Premièrement,  et  afin  de  vérifier  la  pertinence  de  l’approche  par  clusterisation  de  scores  de   jugement  pour  identifier  les  catégories  d’élèves  dans  le  répertoire cognitif des enseignants, il serait   intéressant   de   renouer   avec   l’approche   de   Storch   (1978)   et   de   demander   à   des   enseignants   de   catégoriser   leurs   élèves   à   l’intérieur   du   système   de   clusters.   La   première   question de recherche est donc : les enseignants assignent-ils à leurs élèves les mêmes

étiquettes   de   clusters   que   ceux   que   l’algorithme   statistique   leur   confère   à   partir   de   leurs   jugements ?

La  deuxième  question  de  recherche  interroge  la  pertinence  de  l’hypothèse  de  l’organisation   centrale-périphérique de clusters de croyances. Pour y répondre, nous adoptons une approche inspirée des recherches classiques en matière de catégorisation (Reed, 2011;

Rosch, Mervis, Gray, Johnson, & Boyes-Braem, 2004; Sternberg, 2007). Ces recherches analysent communément dans quelle mesure des sujets estiment que des objets sont proches des définitions suggérées pour les différentes catégories. Nous allons donc demander  aux  enseignants  d’estimer  la  distance  de  chacun  de  leurs  élèves  à  la  catégorie  à   laquelle ils les ont assignés  ainsi  qu’aux  autres  catégories.

Troisièmement, conformément à la méthode de Morine-Dershimer (1978), nous demanderons  aux  enseignants  de  regrouper  les   élèves  au  sein  d’ensembles  qu’ils  estiment   hétérogènes mais dont ils estiment que les élèves qui les composent sont homogènes. La question est   ici   de   vérifier   d’une   autre   manière   la   pertinence   du   recours   à   l’analyse   en   clusters   de   scores   de   jugements   pour   identifier   les   catégories   d’élèves   contenues   dans   le   bagage cognitif des enseignants.
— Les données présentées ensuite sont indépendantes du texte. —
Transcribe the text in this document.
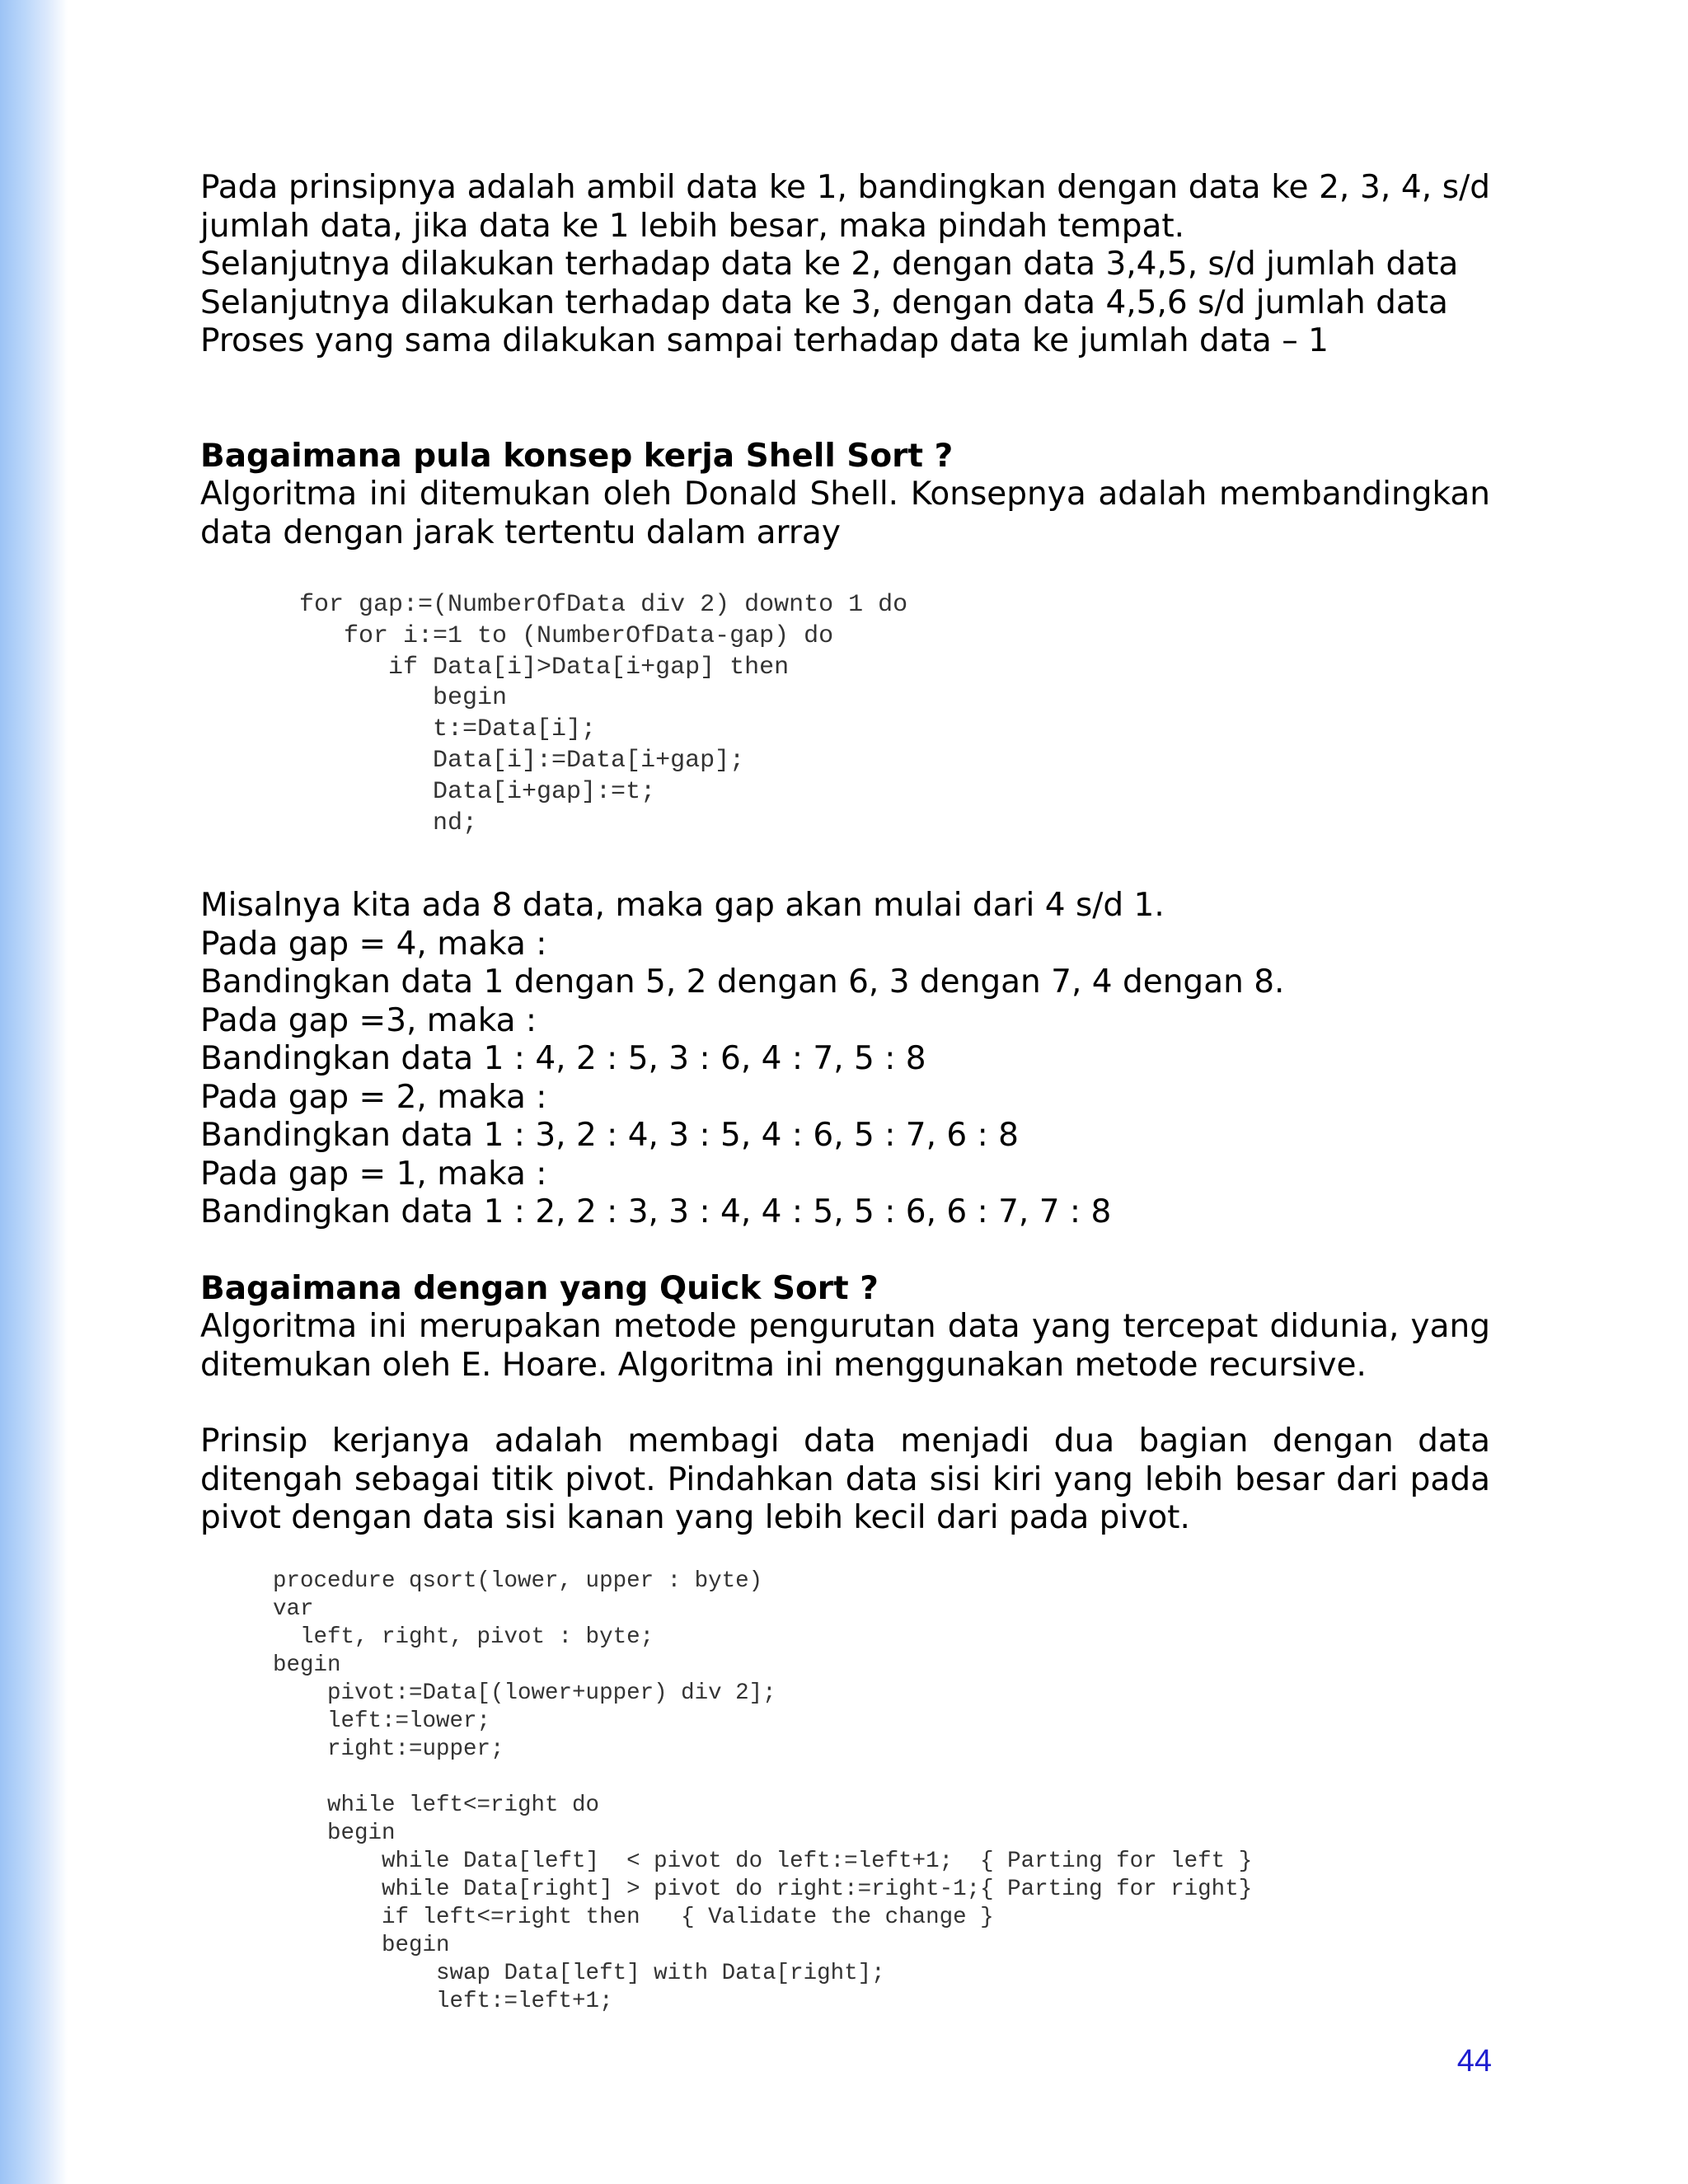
Pada prinsipnya adalah ambil data ke 1, bandingkan dengan data ke 2, 3, 4, s/d jumlah data, jika data ke 1 lebih besar, maka pindah tempat.

Selanjutnya dilakukan terhadap data ke 2, dengan data 3,4,5, s/d jumlah data

Selanjutnya dilakukan terhadap data ke 3, dengan data 4,5,6 s/d jumlah data

Proses yang sama dilakukan sampai terhadap data ke jumlah data – 1

Bagaimana pula konsep kerja Shell Sort ?

Algoritma ini ditemukan oleh Donald Shell. Konsepnya adalah membandingkan data dengan jarak tertentu dalam array

for gap:=(NumberOfData div 2) downto 1 do
for i:=1 to (NumberOfData-gap) do
if Data[i]>Data[i+gap] then
begin
t:=Data[i];
Data[i]:=Data[i+gap];
Data[i+gap]:=t;
nd;

Misalnya kita ada 8 data, maka gap akan mulai dari 4 s/d 1.

Pada gap = 4, maka :

Bandingkan data 1 dengan 5, 2 dengan 6, 3 dengan 7, 4 dengan 8.

Pada gap =3, maka :

Bandingkan data 1 : 4, 2 : 5, 3 : 6, 4 : 7, 5 : 8

Pada gap = 2, maka :

Bandingkan data 1 : 3, 2 : 4, 3 : 5, 4 : 6, 5 : 7, 6 : 8

Pada gap = 1, maka :

Bandingkan data 1 : 2, 2 : 3, 3 : 4, 4 : 5, 5 : 6, 6 : 7, 7 : 8

Bagaimana dengan yang Quick Sort ?

Algoritma ini merupakan metode pengurutan data yang tercepat didunia, yang ditemukan oleh E. Hoare. Algoritma ini menggunakan metode recursive.

Prinsip kerjanya adalah membagi data menjadi dua bagian dengan data ditengah sebagai titik pivot. Pindahkan data sisi kiri yang lebih besar dari pada pivot dengan data sisi kanan yang lebih kecil dari pada pivot.

procedure qsort(lower, upper : byte)
var
left, right, pivot : byte;
begin
pivot:=Data[(lower+upper) div 2];
left:=lower;
right:=upper;

while left<=right do
begin
while Data[left]  < pivot do left:=left+1;  { Parting for left }
while Data[right] > pivot do right:=right-1;{ Parting for right}
if left<=right then   { Validate the change }
begin
swap Data[left] with Data[right];
left:=left+1;
44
L’analyse   de   la   pertinence   de   l’approche   de   Hofer   et   de   l’hypothèse   de   la   structuration   centrale-périphérique  de  clusters  de  connaissance  sera  donc  au  cœur  de  notre  texte.  Dans  la   suite nous allons décrire notre échantillon, la méthode que nous avons utilisée pour recueillir nos données, les traitements statistiques auxquels nous les avons soumises et les résultats   auxquels   ils   permettent   d’aboutir.   Nous   clôturerons   notre   contribution   par   une   discussion quant à la structure interne des connaissances des enseignants et quant à l’utilisation  de  méthodes  statistiques  pour  l’analyser.